Clintonism and austerity do not mix, which is why Rossello got so unpopular. Clinton himself was a spender, but not a big spender because he had a Republican Congress to keep him honest. But abroad, Clintonism was always a different story. It was about making the people pay for their government's spend-happy profligacy, via IMF austerity programs, while giving them nothing in return. Austerity alone, without any free market improvement to boost the economy, is an utterly miserable way to live. I recall well how Bill Clinton foisted IMF-austerity on countries such as Indonesia in 1998, while sneakily plotting with his leftist buddies to thwart authentic free market reforms (in this case, a currency-stabilizing currency board) that would have allowed the country to grow out of its debt heap and keep people employed, with far less pain. Steve Hanke's piece on how that went down is a must-read. Asia Times's grizzled old correspondent, John McBeth, has one about it, too. Zero free market reforms and a choke on state spending are awful. As an added insult, Clinton was always billed as "neo-liberal" and pro-capitalist, which has since turned out to be a useful foil for the left.

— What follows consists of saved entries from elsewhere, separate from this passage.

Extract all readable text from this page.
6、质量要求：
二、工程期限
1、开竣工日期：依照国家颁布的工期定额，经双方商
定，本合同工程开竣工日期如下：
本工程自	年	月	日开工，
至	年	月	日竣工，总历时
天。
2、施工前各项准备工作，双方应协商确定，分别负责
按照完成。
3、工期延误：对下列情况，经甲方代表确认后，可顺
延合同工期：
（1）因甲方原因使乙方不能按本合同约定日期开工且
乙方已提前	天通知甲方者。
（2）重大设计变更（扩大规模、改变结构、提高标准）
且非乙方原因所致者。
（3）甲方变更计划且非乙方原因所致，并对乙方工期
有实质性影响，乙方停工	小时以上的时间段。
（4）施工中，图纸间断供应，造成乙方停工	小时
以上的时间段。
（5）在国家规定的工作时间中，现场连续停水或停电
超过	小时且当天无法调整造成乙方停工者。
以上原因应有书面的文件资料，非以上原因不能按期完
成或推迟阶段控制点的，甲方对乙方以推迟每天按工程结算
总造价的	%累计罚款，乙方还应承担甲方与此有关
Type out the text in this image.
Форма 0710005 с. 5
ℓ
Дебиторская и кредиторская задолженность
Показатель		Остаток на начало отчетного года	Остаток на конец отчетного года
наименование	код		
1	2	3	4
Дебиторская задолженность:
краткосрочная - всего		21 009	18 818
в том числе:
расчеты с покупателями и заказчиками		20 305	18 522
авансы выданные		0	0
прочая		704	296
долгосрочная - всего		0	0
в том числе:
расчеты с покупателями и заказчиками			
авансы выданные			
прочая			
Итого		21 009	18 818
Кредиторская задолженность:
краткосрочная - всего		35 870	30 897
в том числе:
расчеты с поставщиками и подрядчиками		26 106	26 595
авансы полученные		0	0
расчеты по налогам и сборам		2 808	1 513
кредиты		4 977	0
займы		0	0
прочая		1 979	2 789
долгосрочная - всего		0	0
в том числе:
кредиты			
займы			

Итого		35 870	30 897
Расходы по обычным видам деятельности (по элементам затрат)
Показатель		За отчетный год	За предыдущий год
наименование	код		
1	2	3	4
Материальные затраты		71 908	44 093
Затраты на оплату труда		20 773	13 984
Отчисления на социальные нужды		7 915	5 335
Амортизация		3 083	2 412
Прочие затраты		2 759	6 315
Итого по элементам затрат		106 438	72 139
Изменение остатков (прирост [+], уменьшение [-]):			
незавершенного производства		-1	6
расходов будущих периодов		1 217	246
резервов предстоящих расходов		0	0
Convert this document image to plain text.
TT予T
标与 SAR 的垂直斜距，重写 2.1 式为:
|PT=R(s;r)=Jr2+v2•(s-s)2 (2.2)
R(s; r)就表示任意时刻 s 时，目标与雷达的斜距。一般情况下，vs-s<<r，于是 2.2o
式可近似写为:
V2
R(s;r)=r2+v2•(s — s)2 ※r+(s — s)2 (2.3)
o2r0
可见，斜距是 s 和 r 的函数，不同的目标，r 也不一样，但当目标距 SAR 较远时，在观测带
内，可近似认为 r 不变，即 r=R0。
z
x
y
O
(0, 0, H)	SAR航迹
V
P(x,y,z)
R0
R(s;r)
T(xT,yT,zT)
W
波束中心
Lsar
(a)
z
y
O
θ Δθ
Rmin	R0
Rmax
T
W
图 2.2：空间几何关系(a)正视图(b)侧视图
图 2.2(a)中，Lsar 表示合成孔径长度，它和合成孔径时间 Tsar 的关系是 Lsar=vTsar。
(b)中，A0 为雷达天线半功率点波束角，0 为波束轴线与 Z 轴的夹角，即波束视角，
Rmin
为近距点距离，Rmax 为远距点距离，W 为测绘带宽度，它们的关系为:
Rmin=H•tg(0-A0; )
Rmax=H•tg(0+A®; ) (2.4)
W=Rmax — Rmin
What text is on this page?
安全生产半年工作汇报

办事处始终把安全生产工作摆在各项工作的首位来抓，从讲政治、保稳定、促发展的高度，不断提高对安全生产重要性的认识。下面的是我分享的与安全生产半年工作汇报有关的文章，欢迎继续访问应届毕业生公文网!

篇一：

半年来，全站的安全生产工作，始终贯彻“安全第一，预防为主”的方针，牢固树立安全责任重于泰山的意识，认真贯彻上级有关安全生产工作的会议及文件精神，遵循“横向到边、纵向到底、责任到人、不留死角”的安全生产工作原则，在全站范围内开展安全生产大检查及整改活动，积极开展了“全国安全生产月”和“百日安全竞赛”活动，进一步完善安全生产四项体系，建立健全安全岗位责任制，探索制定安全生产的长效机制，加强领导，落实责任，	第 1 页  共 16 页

In Puerto Rico's case, the free market reform that needs to be done is getting rid of the Jones Act, a godawful piece of legislation done to placate U.S. unions, which requires all shipping to be done by American ships, which has hit Puerto Rico unusually hard. Its effects on the island economy drive up costs, for instance, driving up the cost of a car in San Juan by about $6,000. That's doubly disgusting, given that Puerto Rican incomes are not as high as those of the mainland U.S. So far, nothing is being done.
I can't say for sure how this scenario is going to turn out next -- the governor who will replace Rosselo, Lieutenant Governor Wanda Vazquez, who is from the same political party as Rossello, appears to be a political hack.
Alexandria Ocasio-Cortez is claiming this ouster as her victory. Kind of a Bernie Sanders-over-Hillary Clinton redux, and something that ought to make Puerto Ricans cringe.
¡Que Viva Puerto Rico! 🇵🇷— Alexandria Ocasio-Cortez (@AOC) July 25, 2019
This is a triumph for the people of Puerto Rico.
Through unprecedented direct action, they successfully changed their leadership and demanded accountability.
PR made history, and began carving a path for the future. https://t.co/d99mTY0Lez
The hideously Trump-hating mayor of San Juan, Carmen Yulin Cruz, says she's planning to run for governor in 2020, obviously seeing her opportunity. Don't count on any free market reforms from her.
People complaining in the New York Times piece say their uprising was about getting rid of the PROMESA and oversight board. Understandable, but if the solution is to get Uncle Sam to pay the debts and go on spending, not gonna work unless Democrats can defeat Trump.
There's definitely a danger that the situation can switch even further leftward, which would have to be into Hugo Chavez territory.
Who is to be the powerful advocate for the free market reforms that Puerto Rico needs instead? One can only hope there will be one. As of now, Clintonism stands discredited and it ought to be all of socialism, too.